No entanto, apesar de pressentir o niilismo insuportável do racionalismo moderno, Schmitt (2001, p. 107) sustenta que “[...] aquilo que vem [das Kommende] não é, porém, uma falta de medida [Maßlosigkeit] ou hostilidade niilista ao nomos [nomosfeindliches Nichts] [pois] mesmo na luta mais encarniçada das forças novas e antigas, surgem medidas adequadas [gerechte Maße] e proporções razoáveis são formadas.” Nesse caso, o niilismo se traduz como ausência de espaço, isto é, a ausência de nomos. O termo nomos significa, a rigor, a plena “imediatidade de uma força jurídica não mediada por leis [Unmittelbarkeit einer nicht durch Gesetze vermittelten Rechtskraft]”, ou, ainda, “[...] um acontecimento histórico constitutivo [ein konstituierendes geschichtliches Ereignis]” (SCHMITT, 1997, p. 42), que articula Ortung e Ordnung como medida contra a desterritorialização (Entlandung), a desorientação (Entortung) ou a dissolução (Auflösung) do próprio espaço, sobretudo a partir das mudanças ocorridas no século XX: enquanto as guerras de ocupação (terra) ou de bloqueio (mar), entre Behemoth e Leviathan, ainda preservavam uma reordenação e um novo nomos, a guerra aérea se caracterizaria como a própria destruição do espaço. Eis o perigo que Schmitt antecipa, afinal, quando desenvolve sua obsessão e sustenta que “onde há espaço, há ser [Wo Raum ist, ist Sein]” (SCHMITT, 1991, p. 317). Nessa abertura entre espaço e política, movem-se os argumentos deste comentário.
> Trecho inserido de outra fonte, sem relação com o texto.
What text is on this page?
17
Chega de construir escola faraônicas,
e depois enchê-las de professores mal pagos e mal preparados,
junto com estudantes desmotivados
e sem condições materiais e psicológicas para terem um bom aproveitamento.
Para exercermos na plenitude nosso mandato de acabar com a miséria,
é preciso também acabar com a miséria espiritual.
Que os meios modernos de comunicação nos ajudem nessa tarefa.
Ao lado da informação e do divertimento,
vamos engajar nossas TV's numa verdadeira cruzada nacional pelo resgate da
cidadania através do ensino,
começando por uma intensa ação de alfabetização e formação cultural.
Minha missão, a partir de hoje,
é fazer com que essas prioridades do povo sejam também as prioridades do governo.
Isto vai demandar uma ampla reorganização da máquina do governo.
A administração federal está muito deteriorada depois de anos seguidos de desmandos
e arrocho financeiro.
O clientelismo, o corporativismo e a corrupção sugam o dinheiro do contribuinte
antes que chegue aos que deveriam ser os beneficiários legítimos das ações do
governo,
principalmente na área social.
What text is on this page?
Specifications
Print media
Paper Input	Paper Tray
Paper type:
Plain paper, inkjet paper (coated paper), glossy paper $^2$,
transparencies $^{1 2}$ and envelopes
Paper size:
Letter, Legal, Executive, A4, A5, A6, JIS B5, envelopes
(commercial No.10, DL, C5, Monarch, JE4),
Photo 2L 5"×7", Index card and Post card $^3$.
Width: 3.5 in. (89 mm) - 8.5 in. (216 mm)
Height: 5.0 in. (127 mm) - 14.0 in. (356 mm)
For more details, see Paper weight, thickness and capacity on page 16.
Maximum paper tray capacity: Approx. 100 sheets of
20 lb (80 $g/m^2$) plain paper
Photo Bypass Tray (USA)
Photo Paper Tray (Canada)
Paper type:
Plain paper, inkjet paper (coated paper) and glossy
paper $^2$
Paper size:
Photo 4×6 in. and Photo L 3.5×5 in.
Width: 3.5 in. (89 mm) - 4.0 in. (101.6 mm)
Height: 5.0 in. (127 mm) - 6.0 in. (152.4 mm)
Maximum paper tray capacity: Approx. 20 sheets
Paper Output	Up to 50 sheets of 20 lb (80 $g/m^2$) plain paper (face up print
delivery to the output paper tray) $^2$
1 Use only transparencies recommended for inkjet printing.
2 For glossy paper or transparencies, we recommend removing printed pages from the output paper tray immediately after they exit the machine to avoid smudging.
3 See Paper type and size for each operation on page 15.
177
O texto de Pinheiro parte da premissa schmittiana da transposição semântica em relação à instauração de campos ou instâncias, empregando como paradigma a relação entre teologia e política. Nessa relação, haveria uma assimetria das instâncias em jogo, com primazia do teológico, do qual o político seria uma mediação. Após a exposição da premissa, o argumento principal surge, qual seja, de que haveria uma nova instauração do campo político marcada, dessa vez, pela tecnologia, mais precisamente, pelo domínio dos céus. Todavia, ao contrário da teologia política, desenvolve-se uma perspectiva mais literal da relação entre céu e terra, através dos dispositivos tecnológico-militares dos drones. Estes assumiriam a posição de olho de Deus e, por conseguinte, os atributos e suas implicações políticas. Perspicazmente, Pinheiro (p. depois averiguar) sustenta que a “[...] era dos drones representa de fato uma nova realidade política, ou, pelo menos, realiza a completude da metamorfose em curso desde o fim do nomos da Terra europeu”. Após a referência aos drones como prótese do poder soberano, o autor analisa os signos visuais produzidos, utilizando-se da obra de Gilles Deleuze, sobretudo a distinção entre imagem-movimento e imagem-tempo, e estabelece o ponto fundamental do debate: os drones - e as imagens elaboradas - como um objeto metafísico, a nova figura maquínica do atroz bestiário.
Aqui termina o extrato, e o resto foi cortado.